Mandailing merupakan kelompok masyarakat yang berbeda dengan suku, Hal ini
terlihat dari perbedaan sistem sosial, asal usul, dan kepercayaan.
Pada masyarakat Minangkabau, Mandailing atau
Mandahiliang menjadi salah satu nama suku yang ada pada masyarakat tersebut.
Asal Muasal Nama
Mandailing atau Mandahiling diperkirakan berasal
dari kata Mandala dan Holing, yang berarti sebuah wilayah Kerajaan Kalinga.
Kerajaan Kalingga adalah kerajaan Nusantara yang berdiri sebelum Kerajaan
Sriwijaya, dengan raja terakhir Sri Paduka Maharaja Indrawarman yang mendirikan
Kesultanan Dharmasraya setelah di-Islamkan oleh utusan Khalifah Utsman bin
Affan pada abad ke-7 M. Sri Paduka Maharaja Indrawarman adalah putra dari Ratu
Shima.
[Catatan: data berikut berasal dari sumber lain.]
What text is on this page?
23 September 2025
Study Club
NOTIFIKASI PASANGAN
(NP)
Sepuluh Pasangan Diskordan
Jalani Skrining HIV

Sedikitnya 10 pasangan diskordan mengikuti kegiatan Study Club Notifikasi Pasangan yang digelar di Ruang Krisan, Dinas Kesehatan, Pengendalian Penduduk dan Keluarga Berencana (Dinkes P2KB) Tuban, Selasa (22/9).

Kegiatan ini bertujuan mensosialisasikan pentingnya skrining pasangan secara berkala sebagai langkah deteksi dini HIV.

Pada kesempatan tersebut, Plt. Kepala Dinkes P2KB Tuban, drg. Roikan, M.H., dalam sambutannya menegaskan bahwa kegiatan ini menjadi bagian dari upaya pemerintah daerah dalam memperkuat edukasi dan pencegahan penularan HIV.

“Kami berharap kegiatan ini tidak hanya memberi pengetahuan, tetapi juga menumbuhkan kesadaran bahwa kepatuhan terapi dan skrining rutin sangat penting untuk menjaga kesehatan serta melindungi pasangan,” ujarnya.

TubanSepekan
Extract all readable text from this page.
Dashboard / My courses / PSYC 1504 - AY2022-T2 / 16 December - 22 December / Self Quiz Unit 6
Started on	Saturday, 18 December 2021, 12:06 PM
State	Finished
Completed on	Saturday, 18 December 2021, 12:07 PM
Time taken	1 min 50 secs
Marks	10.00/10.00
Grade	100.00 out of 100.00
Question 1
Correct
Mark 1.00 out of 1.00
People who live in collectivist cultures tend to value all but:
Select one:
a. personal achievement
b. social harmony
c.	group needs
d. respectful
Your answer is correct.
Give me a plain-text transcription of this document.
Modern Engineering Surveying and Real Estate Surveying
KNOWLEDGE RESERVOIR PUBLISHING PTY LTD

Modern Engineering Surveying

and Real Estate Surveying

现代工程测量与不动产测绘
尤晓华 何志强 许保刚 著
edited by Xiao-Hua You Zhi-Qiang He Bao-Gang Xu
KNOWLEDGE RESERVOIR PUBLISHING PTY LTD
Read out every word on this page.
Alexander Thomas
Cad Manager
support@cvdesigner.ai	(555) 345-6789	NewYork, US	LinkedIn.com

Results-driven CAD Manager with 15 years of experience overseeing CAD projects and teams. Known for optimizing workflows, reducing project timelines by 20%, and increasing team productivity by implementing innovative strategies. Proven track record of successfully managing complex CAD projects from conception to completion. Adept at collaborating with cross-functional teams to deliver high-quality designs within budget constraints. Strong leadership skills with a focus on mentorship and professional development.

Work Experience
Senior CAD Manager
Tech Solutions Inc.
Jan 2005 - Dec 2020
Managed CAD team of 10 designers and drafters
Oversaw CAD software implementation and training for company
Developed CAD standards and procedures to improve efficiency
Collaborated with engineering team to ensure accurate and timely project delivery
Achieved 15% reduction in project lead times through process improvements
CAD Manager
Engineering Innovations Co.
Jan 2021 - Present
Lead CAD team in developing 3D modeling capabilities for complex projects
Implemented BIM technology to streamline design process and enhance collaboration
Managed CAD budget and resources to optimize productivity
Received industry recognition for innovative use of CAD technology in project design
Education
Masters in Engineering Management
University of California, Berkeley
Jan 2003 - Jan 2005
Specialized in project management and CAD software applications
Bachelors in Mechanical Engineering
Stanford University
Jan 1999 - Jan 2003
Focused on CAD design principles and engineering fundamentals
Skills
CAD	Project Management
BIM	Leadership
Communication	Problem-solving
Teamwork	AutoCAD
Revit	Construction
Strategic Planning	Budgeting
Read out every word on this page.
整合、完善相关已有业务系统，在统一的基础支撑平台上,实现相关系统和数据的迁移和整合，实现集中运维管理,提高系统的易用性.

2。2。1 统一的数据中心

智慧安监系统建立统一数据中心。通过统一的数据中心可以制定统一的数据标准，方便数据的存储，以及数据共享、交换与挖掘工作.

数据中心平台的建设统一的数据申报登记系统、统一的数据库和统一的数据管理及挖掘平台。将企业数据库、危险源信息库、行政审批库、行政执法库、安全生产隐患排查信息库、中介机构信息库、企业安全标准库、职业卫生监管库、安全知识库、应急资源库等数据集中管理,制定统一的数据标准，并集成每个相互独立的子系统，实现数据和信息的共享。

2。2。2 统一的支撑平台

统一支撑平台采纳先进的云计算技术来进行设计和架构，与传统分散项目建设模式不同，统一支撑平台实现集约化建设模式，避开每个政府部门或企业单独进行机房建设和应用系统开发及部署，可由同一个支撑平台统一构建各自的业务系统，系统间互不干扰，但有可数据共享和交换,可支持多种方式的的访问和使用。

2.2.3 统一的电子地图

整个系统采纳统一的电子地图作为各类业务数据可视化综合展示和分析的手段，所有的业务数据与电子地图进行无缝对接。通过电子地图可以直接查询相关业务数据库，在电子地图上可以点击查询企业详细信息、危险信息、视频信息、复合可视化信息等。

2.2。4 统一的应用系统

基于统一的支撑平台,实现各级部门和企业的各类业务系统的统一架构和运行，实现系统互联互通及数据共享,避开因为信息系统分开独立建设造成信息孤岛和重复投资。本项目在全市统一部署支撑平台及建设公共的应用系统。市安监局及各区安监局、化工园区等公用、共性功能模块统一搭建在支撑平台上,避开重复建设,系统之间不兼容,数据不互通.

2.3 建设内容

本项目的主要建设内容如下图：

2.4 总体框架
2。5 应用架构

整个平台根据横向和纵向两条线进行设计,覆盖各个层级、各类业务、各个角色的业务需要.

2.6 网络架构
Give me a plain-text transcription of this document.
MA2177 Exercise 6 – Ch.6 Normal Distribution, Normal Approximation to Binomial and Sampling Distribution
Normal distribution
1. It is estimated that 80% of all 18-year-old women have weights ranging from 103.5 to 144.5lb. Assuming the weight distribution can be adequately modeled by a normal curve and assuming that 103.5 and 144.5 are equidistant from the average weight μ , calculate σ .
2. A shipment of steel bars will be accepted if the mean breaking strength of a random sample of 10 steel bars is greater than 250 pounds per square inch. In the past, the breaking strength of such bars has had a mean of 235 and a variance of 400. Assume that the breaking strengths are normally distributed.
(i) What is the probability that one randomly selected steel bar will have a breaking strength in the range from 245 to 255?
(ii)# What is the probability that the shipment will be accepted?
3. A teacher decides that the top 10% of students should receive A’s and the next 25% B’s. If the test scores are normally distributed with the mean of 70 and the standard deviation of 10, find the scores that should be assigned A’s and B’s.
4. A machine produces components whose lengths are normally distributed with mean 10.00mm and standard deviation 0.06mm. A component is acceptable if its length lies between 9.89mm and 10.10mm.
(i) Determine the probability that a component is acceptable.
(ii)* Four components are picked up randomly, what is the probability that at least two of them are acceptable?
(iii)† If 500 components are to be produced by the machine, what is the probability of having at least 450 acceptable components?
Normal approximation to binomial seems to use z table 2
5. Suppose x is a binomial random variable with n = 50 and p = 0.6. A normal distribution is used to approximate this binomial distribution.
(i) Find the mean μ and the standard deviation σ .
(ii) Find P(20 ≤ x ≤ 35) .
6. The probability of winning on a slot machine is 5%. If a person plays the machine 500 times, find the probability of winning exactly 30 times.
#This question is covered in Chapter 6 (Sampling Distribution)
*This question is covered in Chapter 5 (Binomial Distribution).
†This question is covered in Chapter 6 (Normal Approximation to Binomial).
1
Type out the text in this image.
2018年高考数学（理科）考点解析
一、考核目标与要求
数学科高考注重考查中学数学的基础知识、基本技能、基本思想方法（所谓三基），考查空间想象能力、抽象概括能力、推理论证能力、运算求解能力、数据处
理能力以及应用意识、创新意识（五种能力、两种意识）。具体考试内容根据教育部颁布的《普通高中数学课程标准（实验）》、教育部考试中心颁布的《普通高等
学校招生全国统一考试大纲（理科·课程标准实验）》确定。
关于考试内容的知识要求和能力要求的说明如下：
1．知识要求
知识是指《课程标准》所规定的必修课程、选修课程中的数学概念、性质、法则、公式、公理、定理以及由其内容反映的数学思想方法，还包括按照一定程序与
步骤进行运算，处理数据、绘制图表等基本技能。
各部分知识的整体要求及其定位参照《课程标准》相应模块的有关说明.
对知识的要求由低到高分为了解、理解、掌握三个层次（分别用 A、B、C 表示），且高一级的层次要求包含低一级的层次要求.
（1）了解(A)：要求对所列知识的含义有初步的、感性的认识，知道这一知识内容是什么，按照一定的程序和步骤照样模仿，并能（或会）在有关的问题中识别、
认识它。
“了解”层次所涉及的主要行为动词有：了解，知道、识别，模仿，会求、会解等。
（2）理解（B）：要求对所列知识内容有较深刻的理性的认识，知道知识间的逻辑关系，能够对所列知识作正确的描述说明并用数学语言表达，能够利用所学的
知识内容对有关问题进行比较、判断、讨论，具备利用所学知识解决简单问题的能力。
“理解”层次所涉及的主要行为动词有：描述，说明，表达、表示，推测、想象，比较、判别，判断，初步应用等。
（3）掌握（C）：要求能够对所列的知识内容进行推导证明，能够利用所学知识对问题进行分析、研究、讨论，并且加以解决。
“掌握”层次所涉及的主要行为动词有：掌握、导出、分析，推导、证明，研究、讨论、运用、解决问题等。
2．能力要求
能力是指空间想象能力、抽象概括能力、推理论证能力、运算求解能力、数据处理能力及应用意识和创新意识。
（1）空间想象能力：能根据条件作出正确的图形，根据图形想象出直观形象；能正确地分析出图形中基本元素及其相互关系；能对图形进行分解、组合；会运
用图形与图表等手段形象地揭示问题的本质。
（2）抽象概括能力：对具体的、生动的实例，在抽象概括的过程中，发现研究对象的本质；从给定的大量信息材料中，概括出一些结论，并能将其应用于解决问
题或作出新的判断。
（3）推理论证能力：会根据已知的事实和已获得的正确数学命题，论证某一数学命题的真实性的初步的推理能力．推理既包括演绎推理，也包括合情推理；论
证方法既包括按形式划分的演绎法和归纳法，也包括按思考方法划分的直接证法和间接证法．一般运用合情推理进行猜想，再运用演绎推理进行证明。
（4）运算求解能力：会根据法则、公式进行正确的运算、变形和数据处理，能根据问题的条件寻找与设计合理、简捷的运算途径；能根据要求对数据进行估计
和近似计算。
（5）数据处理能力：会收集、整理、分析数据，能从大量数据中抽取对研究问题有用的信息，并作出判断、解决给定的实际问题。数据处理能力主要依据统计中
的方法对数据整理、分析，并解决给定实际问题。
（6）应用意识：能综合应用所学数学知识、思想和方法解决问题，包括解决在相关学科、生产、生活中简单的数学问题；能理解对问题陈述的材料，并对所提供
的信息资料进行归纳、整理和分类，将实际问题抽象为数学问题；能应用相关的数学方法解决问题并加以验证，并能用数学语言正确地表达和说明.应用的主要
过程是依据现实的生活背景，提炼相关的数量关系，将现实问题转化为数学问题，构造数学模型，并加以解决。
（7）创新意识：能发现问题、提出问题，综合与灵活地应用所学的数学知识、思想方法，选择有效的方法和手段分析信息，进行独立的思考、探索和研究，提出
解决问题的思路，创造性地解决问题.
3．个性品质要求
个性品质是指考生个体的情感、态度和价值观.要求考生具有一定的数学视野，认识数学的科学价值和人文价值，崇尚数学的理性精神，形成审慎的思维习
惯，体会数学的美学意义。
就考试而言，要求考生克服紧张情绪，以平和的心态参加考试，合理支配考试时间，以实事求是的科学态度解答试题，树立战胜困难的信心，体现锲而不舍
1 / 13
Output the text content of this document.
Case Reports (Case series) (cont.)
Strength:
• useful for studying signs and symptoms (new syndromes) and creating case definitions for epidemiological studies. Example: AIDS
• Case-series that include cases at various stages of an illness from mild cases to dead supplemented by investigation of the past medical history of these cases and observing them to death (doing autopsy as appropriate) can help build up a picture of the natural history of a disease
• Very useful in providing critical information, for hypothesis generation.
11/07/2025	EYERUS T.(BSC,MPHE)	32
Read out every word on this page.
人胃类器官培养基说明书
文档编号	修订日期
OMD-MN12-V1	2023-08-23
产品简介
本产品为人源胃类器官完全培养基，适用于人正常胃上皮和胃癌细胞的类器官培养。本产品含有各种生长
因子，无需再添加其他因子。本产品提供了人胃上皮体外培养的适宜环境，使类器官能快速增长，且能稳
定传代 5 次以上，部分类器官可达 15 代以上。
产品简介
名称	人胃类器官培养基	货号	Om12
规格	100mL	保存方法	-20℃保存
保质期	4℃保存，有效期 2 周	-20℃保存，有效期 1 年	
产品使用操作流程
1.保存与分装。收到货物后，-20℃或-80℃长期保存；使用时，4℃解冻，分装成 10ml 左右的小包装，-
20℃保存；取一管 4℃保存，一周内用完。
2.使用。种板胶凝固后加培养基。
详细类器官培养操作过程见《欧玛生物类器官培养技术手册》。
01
Sri Paduka Maharaja Indrawarman kemudian dibunuh oleh Syailendra, pendiri
Kerajaan Sriwijaya pada abad ke-7 itu juga. Pada abad ke-10, Kerajaan Chola
dari wilayah Tamil, India Selatan, dengan rajanya Rajendra telah menyerang
Kerajaan Sriwijaya dan menduduki wilayah Mandailing, yang kemudian dikenal
dengan nama Ang Chola (baca: Angkola). Ang adalah gelar kehormatan untuk
Rajendra. Kerajaan India tersebut diperkirakan telah membentuk koloni mereka,
yang terbentang dari Portibi hingga Pidoli.[3] Dalam Bahasa Minangkabau,
Mandailing diartikan sebagai mande hilang yang bermaksud "ibu yang
hilang". Oleh karenanya ada pula anggapan yang mengatakan bahwa masyarakat
Mandailing berasal dari Kerajaan Pagaruyung di Minangkabau.
Mandailing Bukan Batak
Dalam hal ini banyak sejarahwan asing menjadikan
Mandailing menjadi sub etnis dari Batak mulai pada masa pemerintahan Belanda,
padahal orang-orang Mandailing sendiri menolak untuk disatukan dalam etnis
Batak dalam administrasi pemerintahan Belanda pada awal abad 20 lalu, yang
dikenal sebagai Riwajat Tanah Wakaf Bangsa Mandailing di Soengai Mati, Medan
pada tahun 1925, yang berlanjut ke pengadilan. Hingga akhirnya, berdasarkan
hasil keputusan Pengadilan Pemerintahan Hindia Belanda di Batavia, Mandahiling
diakui sebagai etnis terpisah dari Batak, karena etnis Batak sendiri sebenarnya
lebih muda dari etnis Mandailing berdasarkan silsilah yang diakui etnis Batak
sendiri Tarombo si Raja Batak,- nenek moyang orang Batak, yang ibunya yang
bernama Deak Boru Parujar berasal dari etnis Mandailing. Etnis Mandailing
sendiri menurut silsilahnya berasal dari etnis Minangkabau.
Adat Istiadat
Adat istiadat suku Mandailing diatur dalam Surat
Tumbaga Holing (Serat Tembaga Kalinga), yang selalu dibacakan dalam
upacara-upacara adat. Orang Mandailing mengenal tulisan yang dinamakan Aksara
Tulak-Tulak, yang merupakan varian dari aksara Proto-Sumatera, yang berasal
dari huruf Pallawa, bentuknya tak berbeda dengan Aksara Minangkabau, Aksara
Rencong dari Aceh, Aksara Sunda Kuna, dan Aksara Nusantara lainnya. Meskipun
Suku Mandailing mempunyai aksara yang dinamakan urup tulak-tulak dan
dipergunakan untuk menulis kitab-kitab kuno yang disebut pustaha (pustaka).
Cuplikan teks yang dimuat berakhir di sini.